Edited!
I work with power sets and functions on power sets. These are by definition partially ordered by set inclusion. Therefore I have limited the used definitions to those (typically, these definitions are much more general).
Def. A complete lattice is a partially ordered set $(\wp(A),\subseteq)$ where every subset ($X \subseteq \wp(A)$) has a supremum (join) $\bigcup X \in A$ and an infimum (meet) $\bigcap X \in A$.
Def. A function $f\colon \wp(A) \rightarrow \wp(A)$, where $(\wp(A),\subseteq)$ is a partially ordered set, is a monotone function if $X \subseteq Y \Rightarrow f(X) \subseteq f(Y)$ whenever $X,Y \in \wp(A)$.
Def. A fixpoint of a function $f\colon \wp(A) \rightarrow \wp(A)$ is an element $X \in \wp(A)$ where $X = f(X)$. Let $X\in \wp(A)$, we denote $n$ applications of $f$ to $X$ by $f^n(X)$, eg. $f(f(X)) = f^2(X)$.
Theorem (Knaster-Tarski). Let $(\wp(A),\subseteq)$ be a complete lattice and let $f\colon \wp(A) \rightarrow \wp(A)$ be a monotone function. Then the set of fixed points of $f$ in $\wp(A)$, i.e., $\mathsf{Fix}\, f =\{X \in\wp(A)\mid X = f(X)\}$ is also a complete lattice.
Question 1:
Is the following correct?
Since $(\wp(A),\subseteq)$ be a complete lattice then $\wp(A)$ has a supremum $\bigcup \wp(A) \in \wp(A)$. So, because $f$ is monotone and there is no bigger element than $\bigcup \wp(A)$ then $f(\bigcup \wp(A))=\bigcup \wp(A)$.
Question 2:
Is the following correct?
Let $X \in \wp(A)$. Because $f$ is monotone then there exists a $k$ such that $f^k(X) \in \mathsf{Fix}\, f$. This seems somehow related to the monotone convergence theorem.
Question 3:
We will need an extra definition (can only be introduced if Question 2 is ok).
Def. Let $\mathsf{lfp}_f(X)$ denote the fixpoint reached by $f^k(X)$ whenever $X\in \wp(A)$.
Is the following correct and if so, I'm looking for clues to why.
$X \subseteq Y \Rightarrow \mathsf{lfp}_f(X) \subseteq \mathsf{lfp}_f(Y)$ ?

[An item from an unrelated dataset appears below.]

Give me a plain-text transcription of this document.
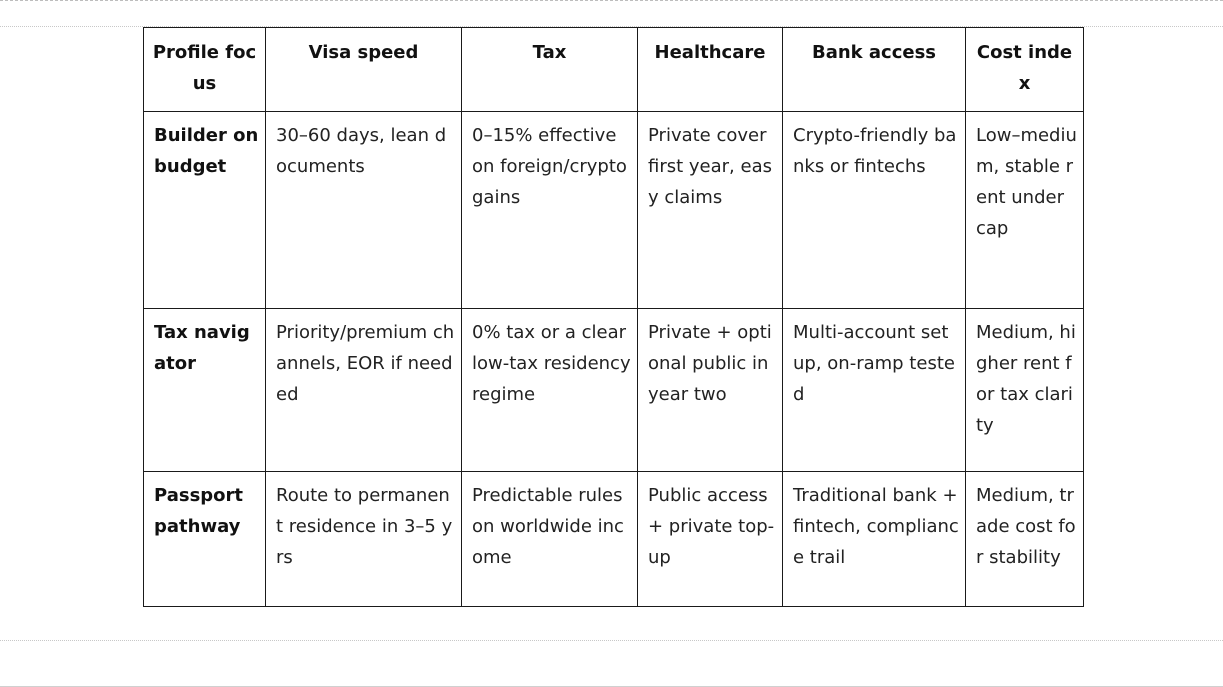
Profile focus	Visa speed	Tax	Healthcare	Bank access	Cost index
Builder on budget	30–60 days, lean documents	0–15% effective on foreign/crypto gains	Private cover first year, easy claims	Crypto-friendly banks or fintechs	Low–medium, stable rent under cap
Tax navigator	Priority/premium channels, EOR if needed	0% tax or a clear low-tax residency regime	Private + optional public in year two	Multi-account setup, on-ramp tested	Medium, higher rent for tax clarity
Passport pathway	Route to permanent residence in 3–5 yrs	Predictable rules on worldwide income	Public access + private top-up	Traditional bank + fintech, compliance trail	Medium, trade cost for stability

Incorrect. Incidentally, note that $\bigcup \wp(A) = A$. It is indeed the greatest element of $\wp(A)$, but it doesn't mean that $f(A) = A$, because there may be no $B \subseteq A$ such that $f(B) = A$ at all. Consider for example $f(B) = \varnothing$ for all $B \in \wp(A)$.
Wrong. Consider a function $f : \wp(\mathbb{N}) \to \wp(\mathbb{N})$ given by $\wp(B) = \{ b+1 : b \in B \}$. It is clearly monotone but the sequence $f^k(\{ 0 \}) = \{ k \}$ doesn't stabilize. Also it's an interesting example to test any other conjecture you might have.
Invalidated, but can be partially answered. Suppose $X \subseteq Y$. Then by monotonicity for each $n \in \mathbb{N}$ we must have that $f^n(X) \subseteq f^n(Y)$, so if both $f^k(X)$ and $f^k(Y)$ stabilize at some point, then there is common $n \in \mathbb{N}$ such that $\mathsf{lfp}_f(X) = f^n(X)$ and $\mathsf{lfp}_f(Y) = f^n(Y)$, so $\mathsf{lfp}_f(X) \subseteq \mathsf{lfp}_f(Y)$.